Sukses

Ini Modus Oknum Pegawai Kemenperin Lakukan Penipuan Pakai SPK Fiktif

Perbuatan yang dilakukan oleh oknum pegawai Kemenperin berinisial LHS mengatasnamakan jabatannya sebagai Pejabat Pembuat Komitmen (PPK) pada Direktorat Industri Kimia Hilir dan Farmasi.

Liputan6.com, Jakarta - Kementerian Perindustrian (Kemenperin) langsung bergerak cepat menangani pengaduan masyarakat terkait kasus Surat Perintah Kerja (SPK) fiktif yang dikeluarkan oleh salah satu pegawai di Direktorat Industri Kimia Hilir dan Farmasi (Direktorat IKHF) 

Juru Bicara Kemenperin Febri Hendri Antoni Arif menjelaskan, Kemenperin sudah menjalankan pemeriksaan internal dan menemukan telah terjadi penipuan yang dilakukan oleh salah satu pegawai di Kementerian Perindustrian.

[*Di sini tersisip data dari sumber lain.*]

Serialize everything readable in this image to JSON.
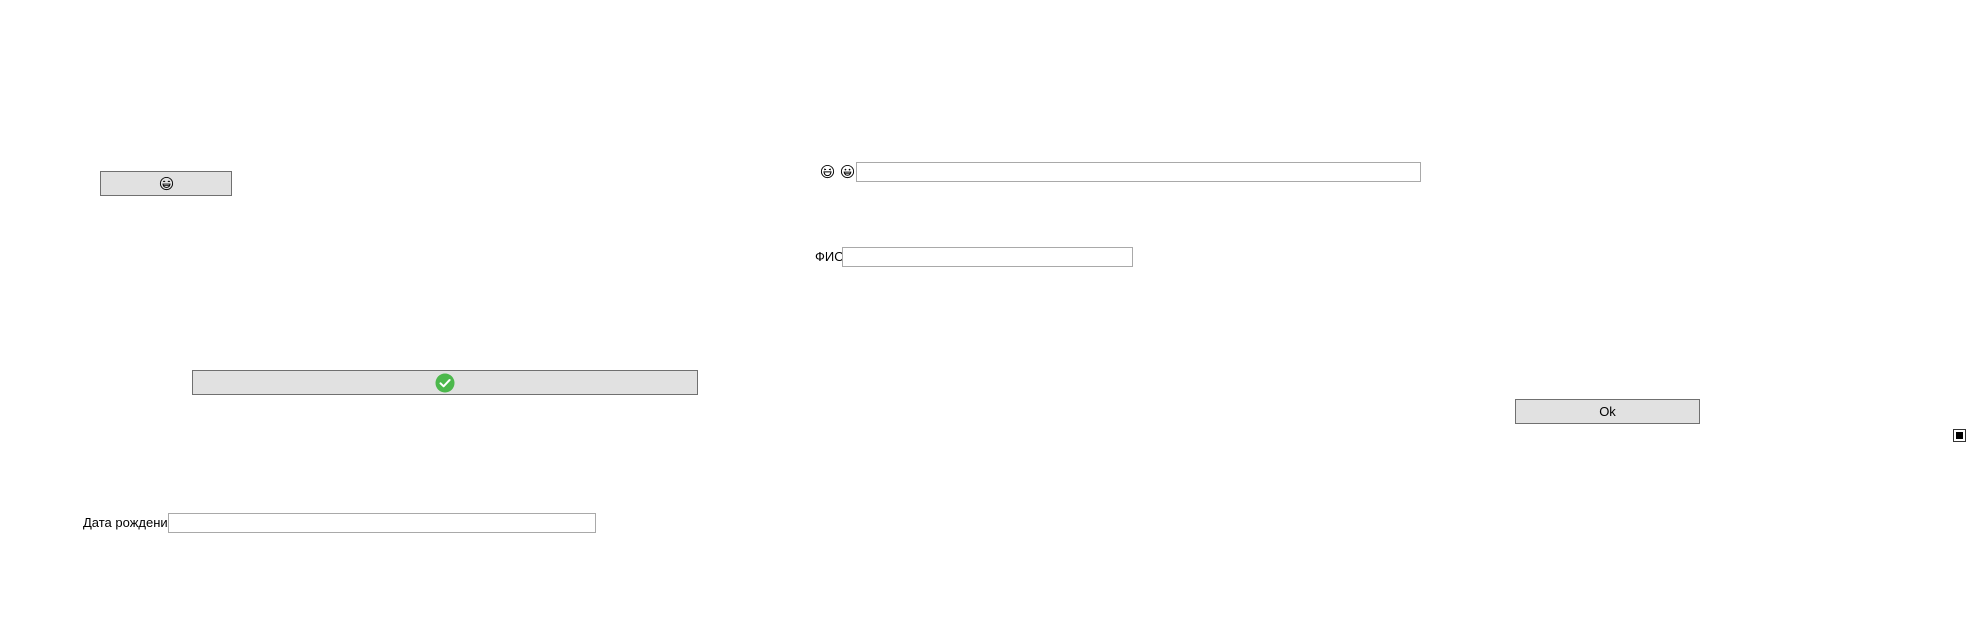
{
  "buttons": {
    "emoji_button": {
      "icon": "grinning-face-with-sweat-icon"
    },
    "confirm_button": {
      "icon": "check-circle-icon",
      "icon_color": "#4cb84c"
    },
    "ok_button": {
      "label": "Ok"
    }
  },
  "fields": {
    "emoji_row": {
      "icons": [
        "laughing-face-icon",
        "grinning-face-icon"
      ],
      "value": ""
    },
    "fio": {
      "label": "ФИО",
      "value": ""
    },
    "birth_date": {
      "label": "Дата рождения",
      "value": ""
    }
  },
  "checkbox": {
    "checked": true
  },
  "colors": {
    "button_bg": "#e1e1e1",
    "button_border": "#707070",
    "field_border": "#a9a9a9"
  }
}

"Sdr LHS menyalahgunakan jabatannya sebagai Pejabat Pembuat Komitmen (PPK) di Direktorat IKHF,” kata Febri Hendri Antoni Arif di Jakarta, Senin (6/5/2024).

Berdasarkan hasil pemeriksaan internal, seluruh paket pekerjaan yang diadukan tersebut tidak terdaftar pada Layanan Pengadaan Secara Elektronik (LPSE) tahun 2023 karena paket pekerjaan dimaksud memang tidak terdapat dalam alokasi DIPA Kemenperin Tahun Anggaran 2023.

“Hasil pemeriksaan internal kami menemukan adanya penipuan yang dilakukan oleh Sdr. LHS dengan membuat Surat Perintah Kerja (SPK) fiktif. Yang perlu ditegaskan adalah kasus ini tidak menimbulkan kerugian pada keuangan negara,” jelas Febri.

Perbuatan ini dilakukan oleh oknum pegawai berinisial LHS yang mengatasnamakan jabatannya sebagai Pejabat Pembuat Komitmen (PPK) pada Direktorat Industri Kimia Hilir dan Farmasi. Sdr. LHS membuat Surat Perintah Kerja (SPK) kepada pihak lain seolah-olah SPK tersebut merupakan SPK resmi dari Kementerian Perindustrian.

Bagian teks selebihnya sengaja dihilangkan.